Numéro d'arrêt : 23439
Numéro NOR : CETATEXT000007660019 ?
Identifiant URN:LEX : urn:lex;fr;conseil.etat;arret;1983-01-21;23439 ?

Analyses :

ACTES LEGISLATIFS ET ADMINISTRATIFS - VALIDITE DES ACTES ADMINISTRATIFS - VIOLATION DIRECTE DE LA REGLE DE DROIT - PRINCIPES GENERAUX DU DROIT - EGALITE DEVANT LA LOI - ABSENCE DE VIOLATION - Liberté du commerce et de l'industrie - Plafond de ressources pour bénéficier des prêts au titre de la participation des employeurs à l'effort de construction.

38-03-02[1] La participation des employeurs à l'effort de construction dont le gouvernement a, en vertu de l'habilitation qu'il tient de l'article L.313-1 du code de la construction et de l'habitation, défini les modalités dans le décret du 5 mars 1980, dont les dispositions ont remplacé l'article R.313-15 du même code, a le caractère d'un investissement obligatoire, à la charge des employeurs occupant au minimum dix salariés, de sommes représentant un pour cent au moins du total des salaires payés par eux au cours de l'exercice écoulé.

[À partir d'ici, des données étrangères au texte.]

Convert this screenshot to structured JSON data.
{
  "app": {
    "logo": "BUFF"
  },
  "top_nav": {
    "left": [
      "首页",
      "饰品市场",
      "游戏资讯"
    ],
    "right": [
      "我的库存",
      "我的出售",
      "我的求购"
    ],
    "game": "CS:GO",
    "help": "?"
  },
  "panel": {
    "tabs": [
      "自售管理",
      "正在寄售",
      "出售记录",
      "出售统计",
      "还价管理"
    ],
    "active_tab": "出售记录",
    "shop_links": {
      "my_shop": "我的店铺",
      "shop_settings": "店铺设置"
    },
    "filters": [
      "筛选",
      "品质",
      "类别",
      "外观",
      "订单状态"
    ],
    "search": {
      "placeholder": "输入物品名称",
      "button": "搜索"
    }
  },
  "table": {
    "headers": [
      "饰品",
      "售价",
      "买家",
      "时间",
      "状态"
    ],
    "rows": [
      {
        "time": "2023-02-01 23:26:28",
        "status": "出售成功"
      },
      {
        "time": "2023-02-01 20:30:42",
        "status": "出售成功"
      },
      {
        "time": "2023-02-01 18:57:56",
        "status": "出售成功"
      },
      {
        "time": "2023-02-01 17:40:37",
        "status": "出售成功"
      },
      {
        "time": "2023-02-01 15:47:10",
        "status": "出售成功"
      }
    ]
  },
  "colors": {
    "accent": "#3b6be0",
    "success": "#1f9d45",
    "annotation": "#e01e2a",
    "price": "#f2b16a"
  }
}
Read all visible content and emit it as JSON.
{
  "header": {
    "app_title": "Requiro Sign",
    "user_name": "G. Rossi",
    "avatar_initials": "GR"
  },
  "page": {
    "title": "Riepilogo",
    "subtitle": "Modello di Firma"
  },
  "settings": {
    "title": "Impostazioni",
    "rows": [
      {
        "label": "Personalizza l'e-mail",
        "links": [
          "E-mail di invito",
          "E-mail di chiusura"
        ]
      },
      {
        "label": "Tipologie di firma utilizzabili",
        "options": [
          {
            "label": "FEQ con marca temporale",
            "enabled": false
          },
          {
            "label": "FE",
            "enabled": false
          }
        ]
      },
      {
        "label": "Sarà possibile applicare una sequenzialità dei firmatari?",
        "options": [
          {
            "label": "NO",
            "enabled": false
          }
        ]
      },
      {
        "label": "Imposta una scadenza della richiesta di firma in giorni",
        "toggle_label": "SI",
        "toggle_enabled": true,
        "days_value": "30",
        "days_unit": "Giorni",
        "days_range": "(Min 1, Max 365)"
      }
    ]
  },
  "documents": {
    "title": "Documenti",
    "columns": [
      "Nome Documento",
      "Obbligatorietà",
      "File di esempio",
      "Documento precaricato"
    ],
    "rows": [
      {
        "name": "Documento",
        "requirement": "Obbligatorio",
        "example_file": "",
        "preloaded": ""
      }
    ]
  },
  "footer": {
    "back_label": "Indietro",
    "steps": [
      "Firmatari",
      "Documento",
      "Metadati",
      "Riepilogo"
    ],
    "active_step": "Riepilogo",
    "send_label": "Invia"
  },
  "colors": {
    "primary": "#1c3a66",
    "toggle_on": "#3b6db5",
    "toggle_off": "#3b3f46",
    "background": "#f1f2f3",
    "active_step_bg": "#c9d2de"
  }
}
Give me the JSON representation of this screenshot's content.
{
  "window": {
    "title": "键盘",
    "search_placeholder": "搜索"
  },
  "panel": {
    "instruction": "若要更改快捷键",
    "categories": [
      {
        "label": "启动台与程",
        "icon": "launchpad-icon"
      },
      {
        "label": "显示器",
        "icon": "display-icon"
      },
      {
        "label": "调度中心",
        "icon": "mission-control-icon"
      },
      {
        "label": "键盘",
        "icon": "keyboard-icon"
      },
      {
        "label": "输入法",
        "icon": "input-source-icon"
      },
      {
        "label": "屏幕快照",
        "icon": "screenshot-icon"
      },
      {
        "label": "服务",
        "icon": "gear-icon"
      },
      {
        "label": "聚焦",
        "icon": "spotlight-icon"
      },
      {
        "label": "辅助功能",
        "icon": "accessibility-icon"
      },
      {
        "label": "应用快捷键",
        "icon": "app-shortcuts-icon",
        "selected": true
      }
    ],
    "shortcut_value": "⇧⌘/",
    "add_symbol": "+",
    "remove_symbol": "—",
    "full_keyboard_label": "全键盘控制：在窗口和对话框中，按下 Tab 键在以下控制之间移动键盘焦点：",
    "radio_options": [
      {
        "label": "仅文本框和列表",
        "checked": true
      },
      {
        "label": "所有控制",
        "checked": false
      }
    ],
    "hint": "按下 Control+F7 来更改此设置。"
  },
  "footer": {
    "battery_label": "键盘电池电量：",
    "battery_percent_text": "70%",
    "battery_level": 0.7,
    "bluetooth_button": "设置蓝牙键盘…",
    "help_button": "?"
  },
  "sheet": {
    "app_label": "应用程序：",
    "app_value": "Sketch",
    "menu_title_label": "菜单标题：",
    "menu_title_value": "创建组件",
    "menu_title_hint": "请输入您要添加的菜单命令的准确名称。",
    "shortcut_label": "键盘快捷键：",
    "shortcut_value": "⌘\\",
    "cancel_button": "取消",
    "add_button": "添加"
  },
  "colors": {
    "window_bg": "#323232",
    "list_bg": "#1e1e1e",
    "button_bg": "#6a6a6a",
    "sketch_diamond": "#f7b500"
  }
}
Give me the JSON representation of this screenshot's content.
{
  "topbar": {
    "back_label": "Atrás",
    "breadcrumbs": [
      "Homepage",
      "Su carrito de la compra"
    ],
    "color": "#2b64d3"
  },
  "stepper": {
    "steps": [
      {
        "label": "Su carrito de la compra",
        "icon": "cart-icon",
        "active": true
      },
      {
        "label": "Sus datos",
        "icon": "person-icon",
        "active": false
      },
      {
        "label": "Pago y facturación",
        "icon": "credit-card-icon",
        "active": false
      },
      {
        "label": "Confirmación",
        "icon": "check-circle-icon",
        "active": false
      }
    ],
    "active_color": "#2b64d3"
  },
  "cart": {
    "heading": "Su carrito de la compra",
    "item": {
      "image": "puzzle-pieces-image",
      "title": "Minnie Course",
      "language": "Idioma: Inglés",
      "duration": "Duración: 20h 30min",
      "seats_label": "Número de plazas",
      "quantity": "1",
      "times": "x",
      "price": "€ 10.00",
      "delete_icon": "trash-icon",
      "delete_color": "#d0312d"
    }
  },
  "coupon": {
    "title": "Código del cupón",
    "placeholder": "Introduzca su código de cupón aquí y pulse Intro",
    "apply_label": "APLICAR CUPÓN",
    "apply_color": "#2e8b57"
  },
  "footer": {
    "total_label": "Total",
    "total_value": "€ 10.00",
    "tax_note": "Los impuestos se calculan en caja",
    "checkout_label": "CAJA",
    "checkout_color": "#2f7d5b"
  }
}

Le montant de cet investissement n'étant pas prélevé sur les salaires mais seulement calculé à partir de leur masse, et les prêts ainsi financés ne constituant pas une prestation sociale, caractère inopérant des moyens tirés de la méconnaissance des principes généraux de la sécurité sociale et du droit du travail à l'encontre du décret du 5 mars 1980.

LOGEMENT - AIDES FINANCIERES AU LOGEMENT - CONTRIBUTION PATRONALE DE 1 % [1] Notion - [2] Réservation des prêts aux personnes dont les ressources sont inférieures à un plafond [art - R - 313-15 du code de la construction et de l'habitation] - Légalité.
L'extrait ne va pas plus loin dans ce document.